10 minutes read
— 1996 words
“Internationalization” is, roughly speaking, geek-speak for the process of supporting multiple languages on a website. For a company doing business in multiple countries, it needs to be done - otherwise you’ll risk losing the attention of people who don’t speak your development team’s native language. There are standards defined that specify what language to serve a website in to a particular user. So why do some of the world’s biggest sites get it wrong? Let’s take a tour of the landscape.
First of all, what is the standard? Let’s quote from the MDN article which describes the
The Accept-Language request HTTP header indicates the natural language and locale that the client prefers. The server uses content negotiation to select one of the proposals and informs the client of the choice with the Content-Language response header. Browsers set required values for this header according to their active user interface language. Users rarely change it, and such changes are not recommended because they may lead to fingerprinting.
This is pretty simple stuff. The user’s browser sets the Accept-Language header, based upon the operating system settings. This header is sent to websites to tell them what language to serve the site in. In other words, you tell your computer that you want everything to be English, or Dutch, or Spanish; your computer then passes that information on to websites when you connect to them, and you should get the website back in the language of your preference, if you are in their target market.

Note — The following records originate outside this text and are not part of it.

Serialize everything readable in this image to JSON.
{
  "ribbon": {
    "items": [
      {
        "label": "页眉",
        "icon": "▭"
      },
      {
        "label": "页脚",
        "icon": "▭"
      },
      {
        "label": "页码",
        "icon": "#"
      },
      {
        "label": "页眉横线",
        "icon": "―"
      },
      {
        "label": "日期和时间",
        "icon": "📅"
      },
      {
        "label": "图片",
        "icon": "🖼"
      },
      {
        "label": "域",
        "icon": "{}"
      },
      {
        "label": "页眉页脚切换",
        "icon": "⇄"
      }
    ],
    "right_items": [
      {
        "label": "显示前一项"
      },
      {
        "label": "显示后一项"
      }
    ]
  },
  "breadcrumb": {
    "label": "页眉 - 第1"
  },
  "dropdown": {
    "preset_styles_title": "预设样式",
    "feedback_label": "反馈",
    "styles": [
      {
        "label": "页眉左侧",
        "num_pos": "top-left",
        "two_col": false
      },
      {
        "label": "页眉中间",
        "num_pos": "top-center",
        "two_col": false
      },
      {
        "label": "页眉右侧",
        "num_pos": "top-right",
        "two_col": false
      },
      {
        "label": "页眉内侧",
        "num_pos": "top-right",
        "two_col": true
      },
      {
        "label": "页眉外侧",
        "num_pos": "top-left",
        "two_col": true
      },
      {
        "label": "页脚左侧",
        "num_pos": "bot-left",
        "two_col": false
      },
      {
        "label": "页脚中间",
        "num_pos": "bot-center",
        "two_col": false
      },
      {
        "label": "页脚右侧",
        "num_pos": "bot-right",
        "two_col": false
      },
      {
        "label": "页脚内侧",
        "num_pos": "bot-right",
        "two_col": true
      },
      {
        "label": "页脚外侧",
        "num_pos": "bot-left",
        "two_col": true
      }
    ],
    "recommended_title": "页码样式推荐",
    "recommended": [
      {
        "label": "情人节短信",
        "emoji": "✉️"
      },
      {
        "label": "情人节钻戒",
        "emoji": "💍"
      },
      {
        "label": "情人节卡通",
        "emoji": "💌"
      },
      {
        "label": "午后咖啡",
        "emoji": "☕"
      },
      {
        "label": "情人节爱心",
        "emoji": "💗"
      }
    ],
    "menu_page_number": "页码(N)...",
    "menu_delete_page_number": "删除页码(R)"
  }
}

And yet, in the alternate reality that we all live in, if you take your laptop from one country to another then suddenly some websites will start serving you content in a different language, based solely on your location having changed. This shouldn’t happen, since the language preferences in your browser haven’t changed when you entered the new country. While clearly there is a general correlation between average audience language and location, it is not true to say that location equals language. It is in fact a fallacy to make that assumption.
I did a lot of testing to see how widespread this issue is. A quick summary of my setup:
- In Chrome’s and Firefox’s browser settings, the only language I specify is English
- I live in Costa Rica
- My ISP connects to fiber that runs from Costa Rica directly to the west coast of the US
- My IP address geolocates to San Jose, Costa Rica (the capital city.)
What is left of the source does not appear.